The numbers Branch presents are interesting. The chart below reproduces them. The stats compare Harbaugh's first seven NFL seasons with Smith's first six seasons. Harbaugh played for better teams in Chicago under Mike Ditka and Dave Wannstedt. His 35-30 starting record reflects as much. But the raw stats are remarkably similar. Smith has played in an era friendlier to the passing game.
Harbaugh has nothing to lose from bringing back Smith for one season while grooming rookie Colin Kaepernick. If Smith fails to impress, what's new? If Smith impresses, Harbaugh has succeeded in the short term without compromising long-term plans. Either way, Harbaugh is just getting started. He has a five-year contract and everyone knows this is a transition season, particularly with the lockout.

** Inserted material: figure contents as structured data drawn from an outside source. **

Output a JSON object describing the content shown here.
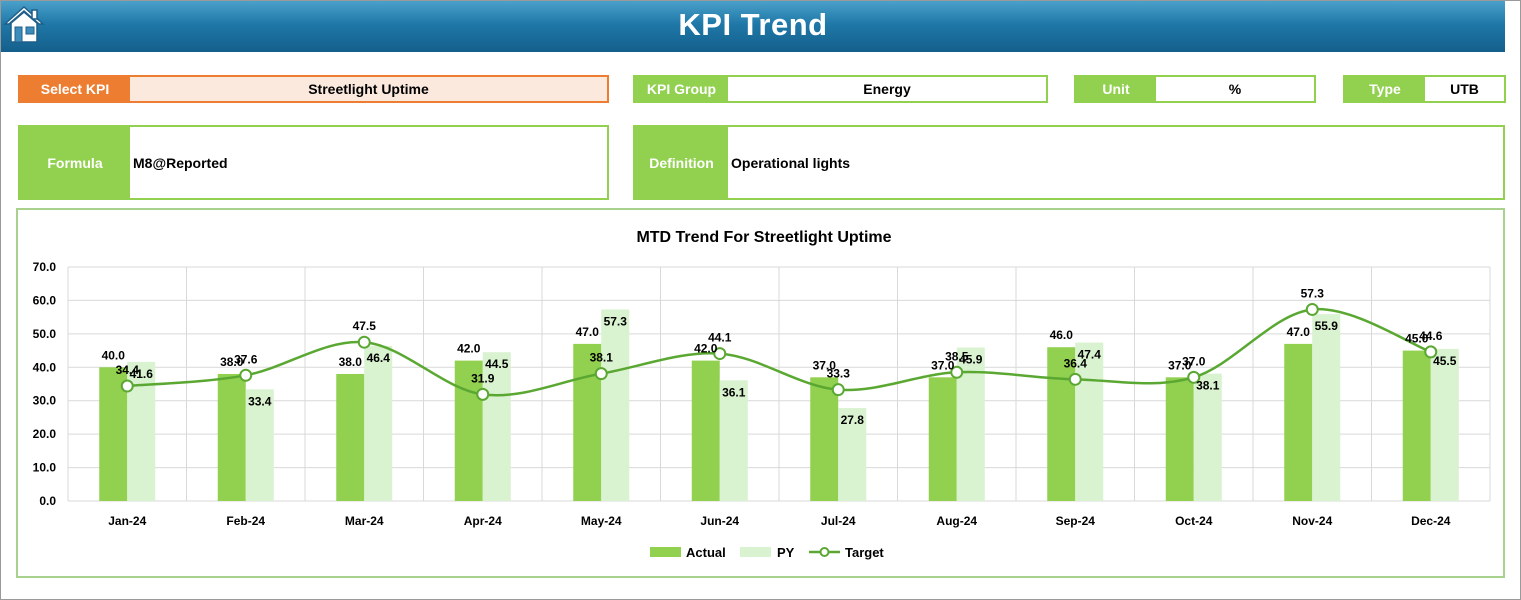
{
  "header": {
    "title": "KPI Trend",
    "home_icon": "home-icon"
  },
  "fields": {
    "select_kpi": {
      "label": "Select KPI",
      "value": "Streetlight Uptime"
    },
    "kpi_group": {
      "label": "KPI Group",
      "value": "Energy"
    },
    "unit": {
      "label": "Unit",
      "value": "%"
    },
    "type": {
      "label": "Type",
      "value": "UTB"
    },
    "formula": {
      "label": "Formula",
      "value": "M8@Reported"
    },
    "definition": {
      "label": "Definition",
      "value": "Operational lights"
    }
  },
  "colors": {
    "header": "#1f78a8",
    "accent_green": "#92d050",
    "accent_orange": "#ed7d31",
    "actual": "#92d050",
    "py": "#d9f2d0",
    "target": "#5aa832"
  },
  "chart_data": {
    "type": "bar",
    "title": "MTD Trend For Streetlight Uptime",
    "categories": [
      "Jan-24",
      "Feb-24",
      "Mar-24",
      "Apr-24",
      "May-24",
      "Jun-24",
      "Jul-24",
      "Aug-24",
      "Sep-24",
      "Oct-24",
      "Nov-24",
      "Dec-24"
    ],
    "series": [
      {
        "name": "Actual",
        "kind": "bar",
        "values": [
          40.0,
          38.0,
          38.0,
          42.0,
          47.0,
          42.0,
          37.0,
          37.0,
          46.0,
          37.0,
          47.0,
          45.0
        ]
      },
      {
        "name": "PY",
        "kind": "bar",
        "values": [
          41.6,
          33.4,
          46.4,
          44.5,
          57.3,
          36.1,
          27.8,
          45.9,
          47.4,
          38.1,
          55.9,
          45.5
        ]
      },
      {
        "name": "Target",
        "kind": "line",
        "values": [
          34.4,
          37.6,
          47.5,
          31.9,
          38.1,
          44.1,
          33.3,
          38.5,
          36.4,
          37.0,
          57.3,
          44.6
        ]
      }
    ],
    "y_ticks": [
      "0.0",
      "10.0",
      "20.0",
      "30.0",
      "40.0",
      "50.0",
      "60.0",
      "70.0"
    ],
    "ylim": [
      0,
      70
    ],
    "grid": true,
    "legend_position": "bottom"
  }
}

Smith still generates groans from a large contingent of 49ers fans, including Patrick, who pointed out Branch's piece to me on Facebook. I get it, but it's helpful to grasp the difference between signing Smith for one season and committing to him. One year does not constitute a commitment. It constitutes a low-risk bet during a lockout that is complicating efforts to seek viable alternatives.
Now, on to the chart. Harbaugh put up much better numbers after leaving the Bears, earning Pro Bowl honors one season. He had 79 touchdown passes with 61 interceptions with Indianapolis, Baltimore and San Diego. But his starting record after leaving Chicago was only 31-44. Quarterbacks are hugely important, but football is still a team sport.